Friday, June 8, 2012

Digital Voice Recorders and Ghost Hunting

One question I am asked a lot is “What digital voice recorder is best to use when trying to capture EVP’s?” 

Any basic recorder will capture EVP’s—this even includes analog recorders. But if you want a good quality recording a digital recorder is your best bet. 

The Constantino’s were asked this question at a conference I attended. Their response was basically that any recorder works. But they suggested the use of digital recorders as well.

The reason that ghost hunters should use digital recorders over analog recorders is simple—analog recorders often pick up their own internal workings so the sound quality of the recordings you capture on this type of equipment often is contaminated. 

Having said this I do have a more traditional recorder app on my phone called “Tape Machine”. There have been times when I have used this app when I didn’t have a digital hand held recorder handy—and I have picked up some good recordings on it.

Here is the link for the Tape Machine App.

Another type of voice recorder you should avoid using is a “voice activated” one. The reason for this is because since they don’t turn on until noise occurs they miss the first few seconds of the occurrence. Considering EVP’s are often short in duration this can mean not picking up an important part.

Even though most recorders will pick up EVP’s I do have some suggestions if you intend on sharing these recordings. 

A must is to have a handheld voice recorder that has a computer interface. A digital voice recorder that has a UBS port allows the user to upload their recordings to a computer. This is important because this provides a way to save parts of recordings to a CD as opposed to keeping them on a recorder that will be erased and reused. 

But I have to admit here that the Class A EVP’s I have captured I tend to keep on the original recorder as well—so I have proof I have not enhanced them in some way.

Another reason a UBS port is handy is because it allows the user to upload interesting recordings they capture onto a computer so they can put them into a program like Audacity or WordPad.  

A sound editor allows the user to clip out parts of their recording without keeping hours of recordings that have nothing of interest on them. Sound editors also allow the user to turn the volume up etc., which helps the investigator determine what is actually being said.

Two good digital voice recorders on the market are Sony and Olympus. 

The investigator can’t go wrong using these two brands—they come in a variety of models. Look for ones that have buttons, for off/on, volume etc. that can be easily found and seen in the dark. 
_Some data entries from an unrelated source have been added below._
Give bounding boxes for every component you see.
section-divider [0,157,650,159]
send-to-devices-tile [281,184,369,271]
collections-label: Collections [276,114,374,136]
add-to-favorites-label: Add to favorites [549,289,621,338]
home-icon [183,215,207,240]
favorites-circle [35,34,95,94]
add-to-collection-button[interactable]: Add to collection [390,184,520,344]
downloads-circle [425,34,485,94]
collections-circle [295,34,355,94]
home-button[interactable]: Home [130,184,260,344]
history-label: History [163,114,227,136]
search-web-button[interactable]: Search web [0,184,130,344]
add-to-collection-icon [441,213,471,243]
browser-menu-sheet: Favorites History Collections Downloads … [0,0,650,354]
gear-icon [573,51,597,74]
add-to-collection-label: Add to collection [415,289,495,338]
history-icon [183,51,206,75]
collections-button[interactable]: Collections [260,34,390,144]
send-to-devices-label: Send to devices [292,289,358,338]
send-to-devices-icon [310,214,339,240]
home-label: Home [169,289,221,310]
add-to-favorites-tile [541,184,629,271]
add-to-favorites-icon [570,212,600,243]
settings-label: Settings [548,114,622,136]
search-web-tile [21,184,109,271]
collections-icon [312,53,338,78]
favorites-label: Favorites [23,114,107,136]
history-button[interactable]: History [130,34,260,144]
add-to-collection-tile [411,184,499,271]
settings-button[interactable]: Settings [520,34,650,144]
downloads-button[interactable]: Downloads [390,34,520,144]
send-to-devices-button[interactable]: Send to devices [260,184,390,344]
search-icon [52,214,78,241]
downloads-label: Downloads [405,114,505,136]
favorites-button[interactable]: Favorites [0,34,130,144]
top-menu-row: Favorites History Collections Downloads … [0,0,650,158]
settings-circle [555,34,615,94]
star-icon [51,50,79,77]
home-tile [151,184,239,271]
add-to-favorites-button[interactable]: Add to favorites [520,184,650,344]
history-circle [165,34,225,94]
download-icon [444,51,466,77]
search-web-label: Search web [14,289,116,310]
The more expensive models have backlit displays. I have worked with investigators that use Tascams *—they have come down in price over the years. They used to be around $300 but these days you can find a good one for around $150.00. 

One downside to Tascams is you can only listen to them, live or playback, with headphones. On the other hand, if you have the headphones on during the time a ghost speaks or makes noise you can hear it in real time or as it happens. Tascams have very good sound quality.

Here is the link for Sweetwater. This company has a nice selection of Tascams and other high end recorders.

*  The Tascams I am referring to are handheld ones—not the big soundboards used in recording studios.


The Anonymous Blogger said...

Wow this is such a cool looking blog :) Great job!

Virginia Lamkin said...

Thanks but what I focus upon and what fascinates me most are the ghosts.

Local Post said...

I just recently completely 6 months of testing & reviewing over a dozen recorders, old & new models & brands, & transferring their files to Computer, I found that 3.5mm wire, gives you closer to 100% of the original recording than USB, USB actually lost small bits & pieces of some of the transfers, so do not use USB to transfer.

Virginia Lamkin said...

Interesting. I'll have to check this out.